In his request [supported by KSBA and KASS] with Kentucky’s Education Commissioner Terry Holliday, Beshear asked the U.S. Department of Education to exempt the state from the testing accountability portions of the federal law. Instead, Beshear wants Kentucky’s own system to be used when the state is graded under NCLB standards.

But Williams called the request a “farce,” because the state has yet to fully develop it’s own accountability system after scrapping the previous system. Because a system is not yet in place, Williams accused Beshear of playing politics with education.
Williams did not mention that a quickly growing number of states are following Beshear's leadership on the issue: Idaho, South Dakota, now Tennessee and more to come....stay tuned.

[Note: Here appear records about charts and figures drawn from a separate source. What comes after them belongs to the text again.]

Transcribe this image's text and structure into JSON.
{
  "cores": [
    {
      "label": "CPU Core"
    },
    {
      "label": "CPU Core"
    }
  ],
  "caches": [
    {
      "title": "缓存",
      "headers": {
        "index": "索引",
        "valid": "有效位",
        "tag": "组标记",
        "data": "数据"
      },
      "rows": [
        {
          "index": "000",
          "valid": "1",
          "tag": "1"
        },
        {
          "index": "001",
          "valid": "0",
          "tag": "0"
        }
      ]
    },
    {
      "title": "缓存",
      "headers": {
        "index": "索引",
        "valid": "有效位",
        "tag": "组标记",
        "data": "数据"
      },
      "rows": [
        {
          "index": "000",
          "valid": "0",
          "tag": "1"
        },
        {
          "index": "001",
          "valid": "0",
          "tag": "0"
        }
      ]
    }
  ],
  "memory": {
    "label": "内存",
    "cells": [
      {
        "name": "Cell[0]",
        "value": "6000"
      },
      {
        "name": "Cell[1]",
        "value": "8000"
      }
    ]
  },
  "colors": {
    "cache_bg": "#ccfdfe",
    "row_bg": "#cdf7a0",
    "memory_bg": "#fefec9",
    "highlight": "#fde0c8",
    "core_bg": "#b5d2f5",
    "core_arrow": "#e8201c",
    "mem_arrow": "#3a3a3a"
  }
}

But Williams claims, "Gov Beshear is attempting to cover up his very dismal record..." 

That record not only includes repeated efforts (nine) to spare Kentucky education from the kinds of deep cuts that other state's children have had to endure, but netted Beshear the title "America’s Greatest Education Governor" from the NEA Sunday. The annual award recognizes governors who have made “major, state-level strides” to improve public schools. NEA President Dennis Van Roekel said Beshear has shown unwavering support for students and educators.

But Williams is going to criticize Beshear no matter what he does. Williams knows very well [wasn't he the sponsor of Senate Bill 1?] that the state's new assessment system is still in development. Many of the national standards are set and more are in development. But there's no particular problem assoicated with figuring out how one's accountability system will work, before the actual test is complete. Beshear is seeking the kind of state control Republicans say they support, unless of course, it's an election year.

Williams also claims that Beshear is against "the sort of interventions we know are necessary to improve education in the state." He included two examples: Beshear's opposition to Williams's neighborhood school bill which would resegregate schools in Louisville, much as is occurring in Wake County, NC, and voluntary charter schools. I support limited use of charter schools but would never go so far as to claim they are a cure for anything beyond a few site-specific cases where long-term efforts have not produced results. Citing charters as a broad solution for Kentucky schools is simply not supported by evidence. But Williams knows that in politics, one need not always be correct if what one says confirms a constituency's biases.

Holliday deferred when asked about Williams comments, saying he wasn’t a politician. But the commissioner said he doesn’t believe Kentucky is at any disadvantage in its request, despite not having its own standards set in stone yet.

Instead, Holliday said Kentucky’s push is similar to other states who want standards set at the state level.